Calculate the initial emfa of this cell. Cl2|cl-|pt||cr3+|cr
To calculate the initial electromotive force (emf) of the cell, we need to know the standard reduction potentials of the half-reactions involved.
The half-reaction for the Cl2/Cl- couple is:
Cl2 + 2e- -> 2Cl- E° = +1.36 V
The half-reaction for the Cr3+/Cr couple is:
Cr3+ + 3e- -> Cr E° = -0.74 V
The emf of the cell can be calculated using the Nernst Equation:
Ecell = E°cell - (0.0592 V/n) * log(Q)
where E°cell is the standard cell potential, n is the number of moles of electrons transferred, and Q is the reaction quotient.
Here, the reaction quotient (Q) for the cell is given by:
Q = ([Cr3+]/[Cl-]^2)
Since the concentration of Cl- is 1M (because it is a standard state), we only need to determine the concentration of Cr3+.

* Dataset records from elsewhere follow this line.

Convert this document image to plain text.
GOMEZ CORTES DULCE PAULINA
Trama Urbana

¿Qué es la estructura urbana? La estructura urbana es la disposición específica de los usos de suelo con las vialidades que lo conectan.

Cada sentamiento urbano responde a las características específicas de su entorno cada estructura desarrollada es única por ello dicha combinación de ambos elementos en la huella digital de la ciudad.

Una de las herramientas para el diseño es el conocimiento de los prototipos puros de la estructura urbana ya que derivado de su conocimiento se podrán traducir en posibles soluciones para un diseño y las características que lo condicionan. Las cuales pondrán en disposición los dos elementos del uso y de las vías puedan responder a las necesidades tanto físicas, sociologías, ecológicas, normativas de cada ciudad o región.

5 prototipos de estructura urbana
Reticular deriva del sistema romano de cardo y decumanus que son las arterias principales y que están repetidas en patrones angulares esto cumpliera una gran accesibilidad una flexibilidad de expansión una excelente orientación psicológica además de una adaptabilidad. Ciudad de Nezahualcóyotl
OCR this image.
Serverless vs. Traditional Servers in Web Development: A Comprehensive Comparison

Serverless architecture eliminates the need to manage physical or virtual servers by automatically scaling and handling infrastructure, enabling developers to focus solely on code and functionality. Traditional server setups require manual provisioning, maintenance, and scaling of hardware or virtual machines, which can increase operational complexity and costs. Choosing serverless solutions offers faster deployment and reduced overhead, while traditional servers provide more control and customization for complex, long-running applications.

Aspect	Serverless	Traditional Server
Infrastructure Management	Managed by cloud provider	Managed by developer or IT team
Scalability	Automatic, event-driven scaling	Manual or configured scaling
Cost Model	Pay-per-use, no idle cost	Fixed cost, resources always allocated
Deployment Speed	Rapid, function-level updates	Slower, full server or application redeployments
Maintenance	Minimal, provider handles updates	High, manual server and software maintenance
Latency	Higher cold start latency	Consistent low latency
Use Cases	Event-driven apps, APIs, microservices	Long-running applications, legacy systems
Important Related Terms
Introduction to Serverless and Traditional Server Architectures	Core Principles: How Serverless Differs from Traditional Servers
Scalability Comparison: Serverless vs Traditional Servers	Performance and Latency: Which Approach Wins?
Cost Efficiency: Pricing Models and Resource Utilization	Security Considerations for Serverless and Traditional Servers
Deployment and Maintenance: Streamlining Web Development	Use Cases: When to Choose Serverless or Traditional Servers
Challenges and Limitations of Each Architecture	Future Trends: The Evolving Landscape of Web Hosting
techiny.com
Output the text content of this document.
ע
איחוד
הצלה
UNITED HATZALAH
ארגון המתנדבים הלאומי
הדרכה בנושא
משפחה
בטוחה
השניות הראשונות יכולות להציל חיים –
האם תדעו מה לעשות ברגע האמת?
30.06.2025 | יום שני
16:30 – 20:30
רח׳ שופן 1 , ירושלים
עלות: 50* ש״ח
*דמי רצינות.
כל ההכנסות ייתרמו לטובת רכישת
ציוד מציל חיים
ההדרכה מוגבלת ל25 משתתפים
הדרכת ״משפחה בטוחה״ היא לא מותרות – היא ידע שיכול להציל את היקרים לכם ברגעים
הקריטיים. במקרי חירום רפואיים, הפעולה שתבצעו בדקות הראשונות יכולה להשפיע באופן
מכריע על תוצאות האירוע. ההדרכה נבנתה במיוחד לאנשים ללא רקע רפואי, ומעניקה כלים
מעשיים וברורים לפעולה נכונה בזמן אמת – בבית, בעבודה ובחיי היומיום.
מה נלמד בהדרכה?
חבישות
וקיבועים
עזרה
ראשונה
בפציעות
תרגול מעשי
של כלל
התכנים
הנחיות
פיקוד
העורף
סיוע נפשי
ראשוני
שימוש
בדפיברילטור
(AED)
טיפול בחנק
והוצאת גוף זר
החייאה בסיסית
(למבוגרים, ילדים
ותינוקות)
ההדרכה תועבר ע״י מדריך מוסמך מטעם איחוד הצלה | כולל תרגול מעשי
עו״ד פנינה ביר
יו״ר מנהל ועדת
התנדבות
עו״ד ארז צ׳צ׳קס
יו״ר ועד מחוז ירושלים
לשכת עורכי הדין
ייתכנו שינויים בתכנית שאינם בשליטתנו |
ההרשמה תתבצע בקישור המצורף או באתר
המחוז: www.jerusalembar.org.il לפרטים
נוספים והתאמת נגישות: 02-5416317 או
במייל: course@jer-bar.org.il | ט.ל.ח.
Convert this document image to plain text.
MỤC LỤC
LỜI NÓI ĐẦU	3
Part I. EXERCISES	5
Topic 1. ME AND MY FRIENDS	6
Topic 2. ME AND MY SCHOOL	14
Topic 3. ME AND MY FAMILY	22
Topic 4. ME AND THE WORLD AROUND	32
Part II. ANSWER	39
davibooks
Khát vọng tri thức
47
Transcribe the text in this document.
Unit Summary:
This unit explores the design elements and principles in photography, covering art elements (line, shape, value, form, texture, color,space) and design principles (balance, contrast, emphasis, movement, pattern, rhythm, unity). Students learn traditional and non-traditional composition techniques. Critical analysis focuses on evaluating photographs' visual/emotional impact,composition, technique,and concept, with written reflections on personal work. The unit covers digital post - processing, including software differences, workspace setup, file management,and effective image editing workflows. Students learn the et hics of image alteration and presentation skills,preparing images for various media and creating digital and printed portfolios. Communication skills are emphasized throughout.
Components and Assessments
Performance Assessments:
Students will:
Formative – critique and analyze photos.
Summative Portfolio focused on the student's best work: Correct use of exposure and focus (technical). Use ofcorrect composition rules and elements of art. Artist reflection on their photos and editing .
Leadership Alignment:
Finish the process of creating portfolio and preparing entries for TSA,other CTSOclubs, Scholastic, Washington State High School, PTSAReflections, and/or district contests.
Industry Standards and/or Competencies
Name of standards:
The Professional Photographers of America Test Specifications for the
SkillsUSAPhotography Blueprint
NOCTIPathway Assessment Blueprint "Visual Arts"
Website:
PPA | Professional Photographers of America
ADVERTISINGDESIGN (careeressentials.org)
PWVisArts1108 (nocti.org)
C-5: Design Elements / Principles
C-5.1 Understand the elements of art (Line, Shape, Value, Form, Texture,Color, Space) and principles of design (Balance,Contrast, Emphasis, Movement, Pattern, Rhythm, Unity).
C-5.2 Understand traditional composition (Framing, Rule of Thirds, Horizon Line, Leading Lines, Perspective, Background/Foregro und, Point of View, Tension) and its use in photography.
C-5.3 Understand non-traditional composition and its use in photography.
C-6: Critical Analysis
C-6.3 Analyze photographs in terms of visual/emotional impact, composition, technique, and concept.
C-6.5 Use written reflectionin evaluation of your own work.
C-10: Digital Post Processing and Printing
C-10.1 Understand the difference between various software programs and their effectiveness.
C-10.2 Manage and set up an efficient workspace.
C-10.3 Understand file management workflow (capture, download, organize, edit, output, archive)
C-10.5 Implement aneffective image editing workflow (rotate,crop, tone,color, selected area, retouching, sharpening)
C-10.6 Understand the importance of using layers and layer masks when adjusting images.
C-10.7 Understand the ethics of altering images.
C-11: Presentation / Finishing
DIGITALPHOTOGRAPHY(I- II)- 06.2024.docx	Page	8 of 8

Assuming the concentration of Cr3+ is 1M, we can calculate the emf of the cell as follows:
Ecell = E°cell - (0.0592 V/3) * log(1/[Cl-]^2 [Cr3+])
= E°cell - (0.0592 V/3) * log(1/(1)^2 [1])
= E°cell - (0.0592 V/3) * log(1/1)
= E°cell - (0.0592 V/3) * log(1)
= E°cell
Therefore, the initial emf of this cell is equal to the standard cell potential (E°cell), which needs to be provided in order to calculate the exact value.
To calculate the initial electromotive force (emf) of a cell, we need to determine the standard electrode potentials of the half-reactions involved.
The half-reactions involved in this cell are:
1. Anode oxidation half-reaction: Cl2 (g) -> 2Cl- (aq) (E° = +1.36 V)
2. Cathode reduction half-reaction: Cr3+ (aq) + 3e- -> Cr (s) (E° = -0.74 V)
The overall cell reaction is the sum of the half-reactions:
Cl2 (g) + 2Cl- (aq) + Cr3+ (aq) -> 2Cl- (aq) + Cr (s)
To calculate the initial emf (Ecell), we subtract the reduction half-reaction potential from the oxidation half-reaction potential:
Ecell = E°cathode - E°anode
Ecell = (-0.74 V) - (+1.36 V)
Ecell = -2.10 V
The initial emf of this cell is -2.10 V. Since the emf is negative, it indicates a non-spontaneous reaction under standard conditions.